Search and rescue crew members clears a fallen tree during a search mission as hurricane Irma hits Puerto Rico in Fajardo on September 6, 2017. Irma is expected to reach the Virgin Islands and Puerto Rico by nightfall on September 6. / AFP PHOTO / Ricardo ARDUENGO

 

Les secours s’organisent après le passage de l’ouragan Irma sur les Antilles qui a fait six morts et de deux blessés graves, selon un bilan provisoire. L’objectif est d’accéder le plus rapidement aux îles de Saint-Martin et de Saint-Barthélemy qui sont les plus touchées. Le docteur Patrick Hertgen, médecin urgentiste et vice-président de la Fédération nationale des sapeurs-pompiers de France, a raconté, jeudi 7 septembre, sur franceinfo, les difficultés des pompiers sur place malgré leurs efforts.

 

franceinfo : Dans quelles conditions les pompiers de Saint-Martin et Saint-Barthélemy interviennent-ils ?

Patrick Hertgen : Les pompiers de Saint-Martin et Saint-Barthélemy ont une caserne complètement inopérante, détruite, inondée. Ils ne sont pas blessés mais ont énormément de difficultés pour intervenir. Ils n’ont pas de véhicules utilisables et les voies ne sont pas praticables. Ils intervenaient, ils travaillent, ils ne restent pas les bras croisés mais avec d’énormes difficultés. On est capable de travailler en situation et circonstances dégradées mais c’est beaucoup plus compliqué.

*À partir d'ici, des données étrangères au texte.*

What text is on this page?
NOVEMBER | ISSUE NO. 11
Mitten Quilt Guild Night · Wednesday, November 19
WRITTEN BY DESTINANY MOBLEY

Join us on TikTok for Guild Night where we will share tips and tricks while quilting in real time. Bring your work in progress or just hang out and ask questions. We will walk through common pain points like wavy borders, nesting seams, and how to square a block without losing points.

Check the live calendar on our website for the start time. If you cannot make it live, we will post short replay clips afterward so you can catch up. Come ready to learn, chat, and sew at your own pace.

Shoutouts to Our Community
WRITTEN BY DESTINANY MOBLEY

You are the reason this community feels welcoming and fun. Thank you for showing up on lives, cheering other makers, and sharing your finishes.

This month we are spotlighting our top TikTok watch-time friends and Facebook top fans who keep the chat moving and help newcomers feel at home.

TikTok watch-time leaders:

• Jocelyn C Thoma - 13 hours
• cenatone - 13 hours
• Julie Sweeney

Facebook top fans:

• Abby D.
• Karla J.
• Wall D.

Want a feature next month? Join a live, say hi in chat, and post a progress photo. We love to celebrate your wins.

Quelles sont les missions prioritaires ?

Les premières missions vont être d’accéder au gens qui peuvent avoir besoin de nous. On n’est pas dans un schéma où on appelle le 18 ou le 112. On est dans un schéma où il va falloir faire des missions de reconnaissance. Les sapeurs-pompiers avec les sauveteurs vont accéder aux routes, vont tronçonner les arbres de façon à arriver jusqu’aux populations. Ils vont ensuite apporter les premiers soins et commencer à travailler sur les infrastructures, notamment sur les toits.

Avez-vous les hommes et les matériels en quantité suffisante pour de telles interventions ?

Enormément de sapeurs-pompiers sont volontaires et sont prêts. Le choix est de prendre les personnes disponibles. Ils vont partir à l’instant et peuvent ne pas savoir exactement quand ils vont rentrer. Le matériel est stocké, pas utilisé et conditionné. Il est prêt à être aérotransportable. On trouve des tronçonneuses, des pompes transportables, des bâches et du matériel d’urgence aux personnes.

Craignez-vous un bilan plus lourd ?

Il est très probable, hélas, que le bilan soit plus élevé.